Le sue mani appoggiate ai miei fianchi, non voleva lasciarmi sfuggire. Non voleva che me ne andassi e non voleva altro che attenzioni per me. Ancora il suo respiro freddo sul mio collo, brividi ovunque. Lentamente avvicinava il suo corpo e sentivo che aveva tirato fuori i canini con un suono secco, quasi come se perforassero la sua stessa carne impenetrabile o quasi.

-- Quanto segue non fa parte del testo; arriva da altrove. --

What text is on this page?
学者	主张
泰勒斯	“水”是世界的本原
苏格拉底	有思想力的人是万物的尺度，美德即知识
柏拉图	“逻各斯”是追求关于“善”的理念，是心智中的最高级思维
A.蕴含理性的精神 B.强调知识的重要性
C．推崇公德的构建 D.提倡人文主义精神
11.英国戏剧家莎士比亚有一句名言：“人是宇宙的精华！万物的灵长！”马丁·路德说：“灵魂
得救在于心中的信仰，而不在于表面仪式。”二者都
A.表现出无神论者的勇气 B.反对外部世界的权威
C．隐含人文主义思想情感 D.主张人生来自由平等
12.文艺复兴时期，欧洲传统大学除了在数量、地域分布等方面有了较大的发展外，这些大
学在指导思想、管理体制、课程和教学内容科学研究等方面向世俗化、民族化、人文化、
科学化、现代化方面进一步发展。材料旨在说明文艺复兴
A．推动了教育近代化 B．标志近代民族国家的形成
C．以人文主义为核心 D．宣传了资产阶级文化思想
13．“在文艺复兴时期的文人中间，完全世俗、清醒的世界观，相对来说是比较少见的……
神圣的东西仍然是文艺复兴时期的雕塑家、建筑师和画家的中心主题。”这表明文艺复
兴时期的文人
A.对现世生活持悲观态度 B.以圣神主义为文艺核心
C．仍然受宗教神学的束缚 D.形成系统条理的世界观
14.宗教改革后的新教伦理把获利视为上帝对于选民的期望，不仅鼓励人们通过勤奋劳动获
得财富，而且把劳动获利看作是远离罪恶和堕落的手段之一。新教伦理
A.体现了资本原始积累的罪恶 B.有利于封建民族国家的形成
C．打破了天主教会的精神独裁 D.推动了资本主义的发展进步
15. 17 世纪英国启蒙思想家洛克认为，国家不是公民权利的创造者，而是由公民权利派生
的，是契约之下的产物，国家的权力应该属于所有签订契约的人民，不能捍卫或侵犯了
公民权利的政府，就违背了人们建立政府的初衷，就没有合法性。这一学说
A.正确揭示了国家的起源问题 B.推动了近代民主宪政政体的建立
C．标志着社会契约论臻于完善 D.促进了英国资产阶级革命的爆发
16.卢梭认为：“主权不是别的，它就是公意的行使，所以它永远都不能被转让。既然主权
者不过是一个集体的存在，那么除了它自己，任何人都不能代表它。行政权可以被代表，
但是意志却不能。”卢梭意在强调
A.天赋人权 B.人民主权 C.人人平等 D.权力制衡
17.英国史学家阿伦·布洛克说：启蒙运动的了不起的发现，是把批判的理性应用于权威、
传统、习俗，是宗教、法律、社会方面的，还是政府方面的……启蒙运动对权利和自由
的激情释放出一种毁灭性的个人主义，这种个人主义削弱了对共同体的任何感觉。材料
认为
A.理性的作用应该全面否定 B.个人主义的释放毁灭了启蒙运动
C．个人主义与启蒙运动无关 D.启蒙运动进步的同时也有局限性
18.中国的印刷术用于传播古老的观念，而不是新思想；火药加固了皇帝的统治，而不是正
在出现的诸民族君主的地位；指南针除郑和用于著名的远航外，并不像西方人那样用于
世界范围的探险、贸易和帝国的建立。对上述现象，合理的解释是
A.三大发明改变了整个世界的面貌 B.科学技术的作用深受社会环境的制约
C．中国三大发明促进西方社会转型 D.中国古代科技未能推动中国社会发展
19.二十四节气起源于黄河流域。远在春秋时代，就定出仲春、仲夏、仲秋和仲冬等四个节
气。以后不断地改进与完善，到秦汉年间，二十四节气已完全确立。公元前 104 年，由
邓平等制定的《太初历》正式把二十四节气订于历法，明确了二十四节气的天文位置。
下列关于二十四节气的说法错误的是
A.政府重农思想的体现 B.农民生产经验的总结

Voltai lo sguardo al cielo, scuro e profondo. Nemmeno una nube faceva capolino e la luna era ben in vista con le stelle che le facevano da cornice.
Rimasi immobile ad aspettare, mentre i secondi scorrevano lenti e interminabili. Lui sapeva cosa ottenere, mentre io mi ero ritrovata così. Senza saperne il perché. Non aveva ancora proferito parola, ma le sue intenzioni erano nettamente chiare. Sentivo il suo sguardo anche se non lo vedevo, come se mi stesse studiando ogni dettaglio. La pelle bianca che quasi rifletteva sulla giacca di blue jeans. I miei capelli che oscillavano lentamente sulla spalla destra e di nuovo il suo respiro sul mio collo.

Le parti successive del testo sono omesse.